354P - Synergistic preclinical efficacy through combination of the CDK4 and CDK2 selective inhibitors, PF-07220060 and PF-07104091, respectively, in HR+ HER2- breast cancer

Background

PF-07220060 (CDK4i) is a first-in-class CDK4 selective inhibitor, with superior efficacy and improved safety profile when compared to dual CDK4/6 inhibitors. PF-07220060 is currently being evaluated in a Phase 3 clinical trial in HR+/HER2- breast cancer. PF-07220060 provides the flexibility to increase its exposure and thus realize near complete target coverage of the CDK4 oncogene in HR+/HER2- breast cancer. PF-07104091 (CDK2i) is a first-in-class CDK2-selective inhibitor, also under clinical investigation in patients with HR+/HER2- breast cancer.

Methods

We interrogated the mechanisms of resistance to PF-07220060 in an in vivo model of HR+/HER2- breast cancer. Unbiased molecular analysis of the resistant tumors was conducted and in vitro as well as in vivo follow-up studies performed. Various dosing regimens with the combination of CDK4i (PF-07220060) and CDK2i (PF-07104091), were tested in naïve and palbociclib resistant in vivo models to identify minimum doses that could still achieve significant tumor growth inhibition (TGI).

Results

Molecular analysis of PF-07220060 resistant tumors showed upregulation of numerous candidate resistance mediators, including cyclin E1. Expression of CDK6 remained undetectable. Co-treatment of PF-07220060 with the selective CDK2i, PF-07104091, inhibited RB1 phosphorylation and sensitized HR+/HER2- breast tumors to PF-07220060. Combinatorial benefit was characterized by tumor regression rather than tumor stasis. Despite lowering one or both inhibitor concentrations, there were no differences in TGI observed between the different dosing regimens. At clinically relevant dosing, the anti-tumor efficacy of PF-07104091 in combination with PF-07220060 was superior to PF-07104091 plus palbociclib.

Conclusions

Combining the highly selective CDK2i (PF-07104091) and CDK4i (PF-07220060) for HR+/HER2- breast cancer circumvents inhibition of CDK6, resulting in less hematologic toxicity. Further, increased anti-tumor efficacy and tumor regression seen with this combination (unlike with the single agents, or the combination of CDK2i and palbociclib) provide the rationale for the current clinical trial NCT05262400.

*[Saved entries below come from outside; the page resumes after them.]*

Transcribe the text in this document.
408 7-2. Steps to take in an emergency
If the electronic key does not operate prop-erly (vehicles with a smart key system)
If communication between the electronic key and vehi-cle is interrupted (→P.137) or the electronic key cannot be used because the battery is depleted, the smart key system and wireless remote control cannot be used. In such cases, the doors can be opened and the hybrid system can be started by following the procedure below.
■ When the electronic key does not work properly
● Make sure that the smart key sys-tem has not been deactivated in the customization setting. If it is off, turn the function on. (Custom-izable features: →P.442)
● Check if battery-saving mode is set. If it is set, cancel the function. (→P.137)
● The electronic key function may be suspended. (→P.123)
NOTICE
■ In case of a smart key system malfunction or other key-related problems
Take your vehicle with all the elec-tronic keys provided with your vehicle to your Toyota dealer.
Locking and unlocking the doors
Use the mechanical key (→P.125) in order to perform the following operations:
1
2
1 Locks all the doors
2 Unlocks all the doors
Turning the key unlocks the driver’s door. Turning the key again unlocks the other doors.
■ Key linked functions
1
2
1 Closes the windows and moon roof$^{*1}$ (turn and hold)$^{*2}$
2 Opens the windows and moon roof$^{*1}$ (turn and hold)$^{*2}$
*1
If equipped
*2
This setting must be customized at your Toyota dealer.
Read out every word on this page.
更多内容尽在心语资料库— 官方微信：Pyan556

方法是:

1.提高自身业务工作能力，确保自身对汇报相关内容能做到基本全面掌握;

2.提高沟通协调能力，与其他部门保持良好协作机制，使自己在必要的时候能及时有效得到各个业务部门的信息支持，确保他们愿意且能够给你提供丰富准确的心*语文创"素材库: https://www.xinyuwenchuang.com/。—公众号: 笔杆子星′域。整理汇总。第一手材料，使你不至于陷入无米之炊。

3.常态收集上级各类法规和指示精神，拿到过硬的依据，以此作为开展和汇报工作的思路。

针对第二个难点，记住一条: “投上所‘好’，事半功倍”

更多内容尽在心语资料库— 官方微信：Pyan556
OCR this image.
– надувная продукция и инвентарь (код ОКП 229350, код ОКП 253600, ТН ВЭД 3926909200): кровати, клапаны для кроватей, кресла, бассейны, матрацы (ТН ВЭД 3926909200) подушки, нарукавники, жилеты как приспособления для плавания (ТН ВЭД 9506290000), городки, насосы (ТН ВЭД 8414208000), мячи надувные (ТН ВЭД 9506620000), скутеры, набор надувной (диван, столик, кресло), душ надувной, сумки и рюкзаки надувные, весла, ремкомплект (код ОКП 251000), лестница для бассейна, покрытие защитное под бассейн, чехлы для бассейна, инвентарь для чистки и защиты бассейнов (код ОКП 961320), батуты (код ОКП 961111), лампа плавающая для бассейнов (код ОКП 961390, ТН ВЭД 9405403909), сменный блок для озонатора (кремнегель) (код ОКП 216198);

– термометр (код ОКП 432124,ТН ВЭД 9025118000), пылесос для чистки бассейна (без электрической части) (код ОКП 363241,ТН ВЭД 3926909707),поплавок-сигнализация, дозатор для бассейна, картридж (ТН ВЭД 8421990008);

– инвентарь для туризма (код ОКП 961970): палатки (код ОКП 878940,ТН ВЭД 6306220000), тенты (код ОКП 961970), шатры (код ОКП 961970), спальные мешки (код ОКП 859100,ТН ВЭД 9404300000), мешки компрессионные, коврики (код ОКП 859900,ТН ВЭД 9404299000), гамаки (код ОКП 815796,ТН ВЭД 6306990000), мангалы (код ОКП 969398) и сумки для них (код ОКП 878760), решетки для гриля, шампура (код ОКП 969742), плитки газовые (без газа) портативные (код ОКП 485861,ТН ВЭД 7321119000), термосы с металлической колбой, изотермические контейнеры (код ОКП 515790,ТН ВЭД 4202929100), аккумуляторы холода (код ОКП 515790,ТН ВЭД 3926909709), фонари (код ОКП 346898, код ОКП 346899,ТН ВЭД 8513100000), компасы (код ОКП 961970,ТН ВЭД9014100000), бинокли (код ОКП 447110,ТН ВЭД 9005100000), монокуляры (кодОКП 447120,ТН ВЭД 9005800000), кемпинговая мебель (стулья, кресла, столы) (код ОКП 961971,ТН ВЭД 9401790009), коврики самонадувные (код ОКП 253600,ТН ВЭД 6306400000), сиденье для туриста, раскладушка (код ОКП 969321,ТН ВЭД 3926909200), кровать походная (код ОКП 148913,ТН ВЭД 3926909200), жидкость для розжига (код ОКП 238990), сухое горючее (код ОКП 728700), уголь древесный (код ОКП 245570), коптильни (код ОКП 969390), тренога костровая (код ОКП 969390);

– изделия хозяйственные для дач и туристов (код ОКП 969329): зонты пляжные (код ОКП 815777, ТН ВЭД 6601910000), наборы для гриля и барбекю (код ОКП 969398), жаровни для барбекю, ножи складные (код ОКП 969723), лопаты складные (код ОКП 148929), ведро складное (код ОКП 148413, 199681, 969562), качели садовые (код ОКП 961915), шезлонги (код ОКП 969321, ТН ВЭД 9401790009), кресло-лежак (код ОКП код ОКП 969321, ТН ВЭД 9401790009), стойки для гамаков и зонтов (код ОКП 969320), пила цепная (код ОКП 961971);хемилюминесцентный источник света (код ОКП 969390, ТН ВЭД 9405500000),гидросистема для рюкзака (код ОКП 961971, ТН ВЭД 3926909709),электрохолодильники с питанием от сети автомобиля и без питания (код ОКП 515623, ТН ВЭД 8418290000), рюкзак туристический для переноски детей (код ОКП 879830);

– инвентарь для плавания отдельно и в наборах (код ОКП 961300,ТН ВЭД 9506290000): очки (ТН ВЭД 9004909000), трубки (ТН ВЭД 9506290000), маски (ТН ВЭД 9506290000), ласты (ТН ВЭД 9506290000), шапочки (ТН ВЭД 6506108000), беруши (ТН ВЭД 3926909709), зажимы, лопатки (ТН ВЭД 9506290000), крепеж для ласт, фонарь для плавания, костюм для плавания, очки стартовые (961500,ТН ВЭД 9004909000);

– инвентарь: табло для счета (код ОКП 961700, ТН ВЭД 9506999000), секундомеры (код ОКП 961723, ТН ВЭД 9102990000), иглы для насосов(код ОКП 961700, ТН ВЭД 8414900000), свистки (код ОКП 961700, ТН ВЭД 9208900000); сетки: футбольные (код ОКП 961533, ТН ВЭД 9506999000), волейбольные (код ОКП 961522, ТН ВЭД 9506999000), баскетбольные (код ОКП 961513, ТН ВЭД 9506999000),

Clinical trial identification

Editorial acknowledgement

Legal entity responsible for the study

Pfizer INC.

Funding

Pfizer INC.

Disclosure

L. Anders; T. Van Arsdale; S. Chintharlapalli; B. Boras; J. Cianfrogna; N. Huser; B. Pascual; C. Shen; M. Qiu; A. Sacaan; R. Jones: Financial Interests, Institutional, Full or part-time Employment: Pfizer.